In a world of Gronk Spikes and bat flip”s, we all have to take a minute and think about whether we agree with the nature of post-play celebration that takes place in professional sports today.

Last Sunday Vernon Davis was flagged fifteen yards for scoring his first touchdown since the 2014 season. After snagging a pass in the end zone, he quickly ran up to the goalpost, and with a half-hearted attempt, shot a jump shot through the goalposts with the football. The penalty was assessed on the kickoff, which led to a touchdown.

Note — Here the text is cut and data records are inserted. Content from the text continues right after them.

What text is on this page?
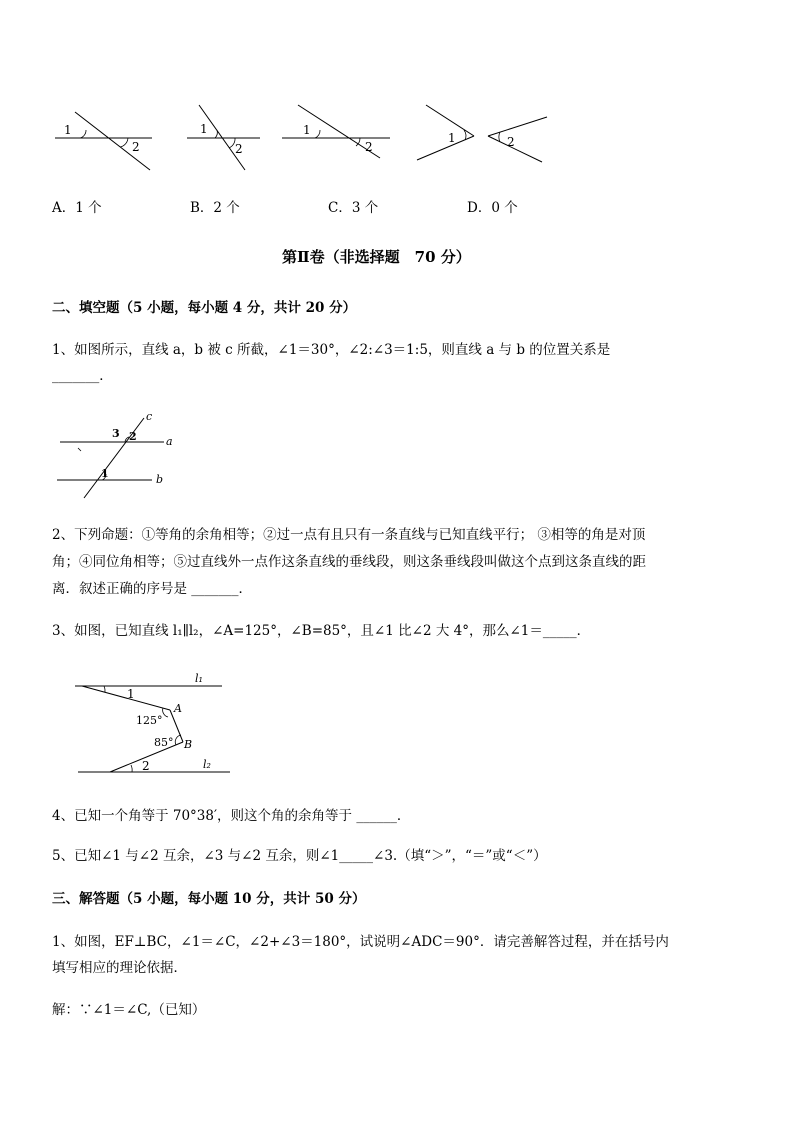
1
2
1
2
1
2
1	2
A．1 个	B．2 个	C．3 个	D．0 个
第Ⅱ卷（非选择题　70 分）
二、填空题（5 小题，每小题 4 分，共计 20 分）
1、如图所示，直线 a，b 被 c 所截，∠1＝30°，∠2:∠3＝1:5，则直线 a 与 b 的位置关系是
_______．
c
a
b
3 2
1
2、下列命题：①等角的余角相等；②过一点有且只有一条直线与已知直线平行； ③相等的角是对顶
角；④同位角相等；⑤过直线外一点作这条直线的垂线段，则这条垂线段叫做这个点到这条直线的距
离．叙述正确的序号是 _______．
3、如图，已知直线 l₁∥l₂，∠A=125°，∠B=85°，且∠1 比∠2 大 4°，那么∠1＝_____．
l₁
l₂
1
2
A
B
125°
85°
4、已知一个角等于 70°38′，则这个角的余角等于 ______．
5、已知∠1 与∠2 互余，∠3 与∠2 互余，则∠1_____∠3.（填“＞”，“＝”或“＜”）
三、解答题（5 小题，每小题 10 分，共计 50 分）
1、如图，EF⊥BC，∠1＝∠C，∠2+∠3＝180°，试说明∠ADC＝90°．请完善解答过程，并在括号内
填写相应的理论依据．
解：∵∠1＝∠C,（已知）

Antonio Brown decided that the best choice of dance moves was a pelvic thrust that has become known as the “twerk.” Not only did he draw the harsh unsportsmanlike call, but he was fined over six thousand dollars by the NFL. Again in week four, he decided to again, twerk, but in a much milder manner. That resulted in his second unsportsmanlike and a $24,000 fine.

These are just two of the many celebrations that have been deemed illegal by a league that believes that it is obligated to rob us of the amazing moments in which the game offers.

Plucked right out of the NFL rulebook, from the league’s website, “These acts include, but are not limited to: throat slash; machine-gun salute; sexually-suggestive gestures; prolonged gyrations; or stomping on a team logo.”

Antonio Brown clearly violates the rulebook, but all there is to say, is watch the video for yourself, and draw your own conclusion. The issue is not the celebration themselves, but the rules and spotlight the league has now placed on them.

We can all only imagine what other senseless and mindless these new “crackdowns” on post-game celebratory gestures will lead to. Of all the labels that Mr. Goodell has earned himself in the past year and a half, the most recent is the “Get of my lawn,” stereotypical old man.

This generation of athletics is much different, in an infinite amount of ways. It’s easy to remember the days of “hand the ball to the referee when you score,” but what actual good does that lead to? Sports are very emotional, and the fact that professional organizations and the media take time to spend more on what happens after the play than during it, is saddening.

As stated earlier, what good will happen from restricting a highly entertaining and progressive element out of football, and sports all-together.

The argument of respect the game, and respect your opponents can be easily made, and frankly, when it comes down to it, watching an opponent relish in the glory of a victory is, well shitty. Real shitty. Like my dog just died shitty. Football has been played longer than I have been alive, and it will be around when I am dead. BUT appreciating the game, is seizing the opportunities that it gives you to show your emotions and bask in the moment which was brought on by hard work and sacrifice.